Systems Security Certified Practitioner (SSCP) only requires one year and is a little more conceptual than Security+.



start with Security+ and purchase this book from amazon CompTIA Security+: Get Certified Get Ahead and also after you pass your Security+ Exam you have to choose which direction you want to go to like Penetration testing , forensics , malware analysis and focus on it .


I was also a developer for a long time and just recently switched over to security full time.

I didn't have a lot of hands-on experience, so i decided to take SANS GSEC exam with the week long bootcamp. So with this, i got hands on experience with an amazing instructor.

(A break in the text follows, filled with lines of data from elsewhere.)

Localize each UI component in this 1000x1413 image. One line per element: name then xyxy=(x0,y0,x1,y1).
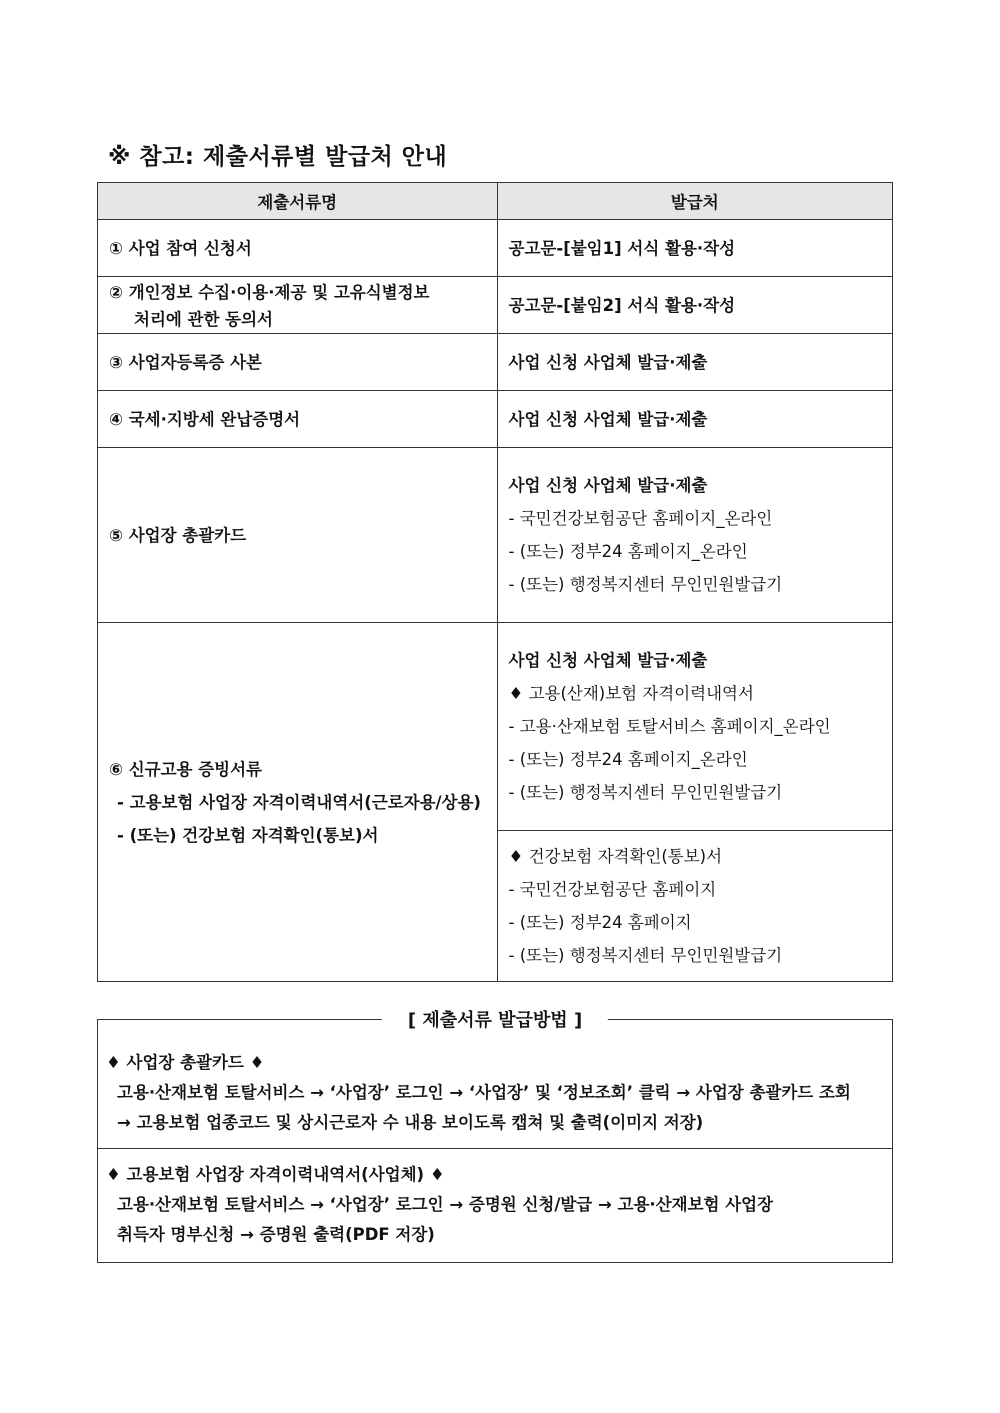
issuer-subitem: - (또는) 행정복지센터 무인민원발급기 xyxy=(508,946,783,965)
table-row xyxy=(98,334,893,391)
document-cell xyxy=(98,334,498,391)
table-row xyxy=(98,391,893,448)
issuer-text: 사업 신청 사업체 발급·제출 xyxy=(508,409,708,429)
method-step-line: → 고용보험 업종코드 및 상시근로자 수 내용 보이도록 캡쳐 및 출력(이미지 저장) xyxy=(117,1113,704,1132)
table-row xyxy=(98,220,893,277)
table-header-row xyxy=(98,183,893,220)
issuer-subitem: - (또는) 행정복지센터 무인민원발급기 xyxy=(508,783,783,802)
document-name: ① 사업 참여 신청서 xyxy=(109,238,252,258)
header-issuer: 발급처 xyxy=(497,183,892,220)
document-cell xyxy=(98,391,498,448)
issuer-subitem: - (또는) 행정복지센터 무인민원발급기 xyxy=(508,575,783,594)
document-name: ⑥ 신규고용 증빙서류 xyxy=(109,759,262,779)
issuer-subitem: - 고용·산재보험 토탈서비스 홈페이지_온라인 xyxy=(508,717,831,736)
method-section-business-card xyxy=(98,1048,892,1148)
issuer-cell xyxy=(497,277,892,334)
issuer-subitem: - 국민건강보험공단 홈페이지_온라인 xyxy=(508,509,773,528)
issuer-cell xyxy=(497,831,892,982)
document-name: ② 개인정보 수집·이용·제공 및 고유식별정보 xyxy=(109,283,430,302)
document-subitem: - 고용보험 사업장 자격이력내역서(근로자용/상용) xyxy=(117,792,481,812)
document-name: ③ 사업자등록증 사본 xyxy=(109,352,262,372)
method-section-qualification-history xyxy=(98,1160,892,1250)
method-step-line: 고용·산재보험 토탈서비스 → ‘사업장’ 로그인 → 증명원 신청/발급 → 고용·산재보험 사업장 xyxy=(117,1195,774,1214)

So when i went into my interviews, they would ask, have you ever used snort? Do you know how to use wireshark filters, have you much experience with iptables? I could say yes to all those things. (Granted it was only for the class, but still, some familiarity helps)

The only problem with SANS training is that it isn't cheap. Just to sit the exam was $700. (it's a 5 hour long exam). But i'll say this much, almost everyone interviewing me knew the quality of SANS training. Everyone kind of acknowledged when they asked about it and nodded their head in a positive manner.

That was my experience.

Since you have development experience, think about volunteering to something like OPENSCAP. This is a open source RHEL/CENTOS vulnerability scanner, which will give you experience in spotting and fixing vulns in Linux.

Could be helpful to show that you are active in working on security tools in your spare time.

That's what worked for me. May not work for everyone. I'm now doing incident response and i'm responsible for cloud security at a large security vendor and couldn't be happier.

Btw - i also had Security+ on my resume and nobody ever even asked about it...my experience.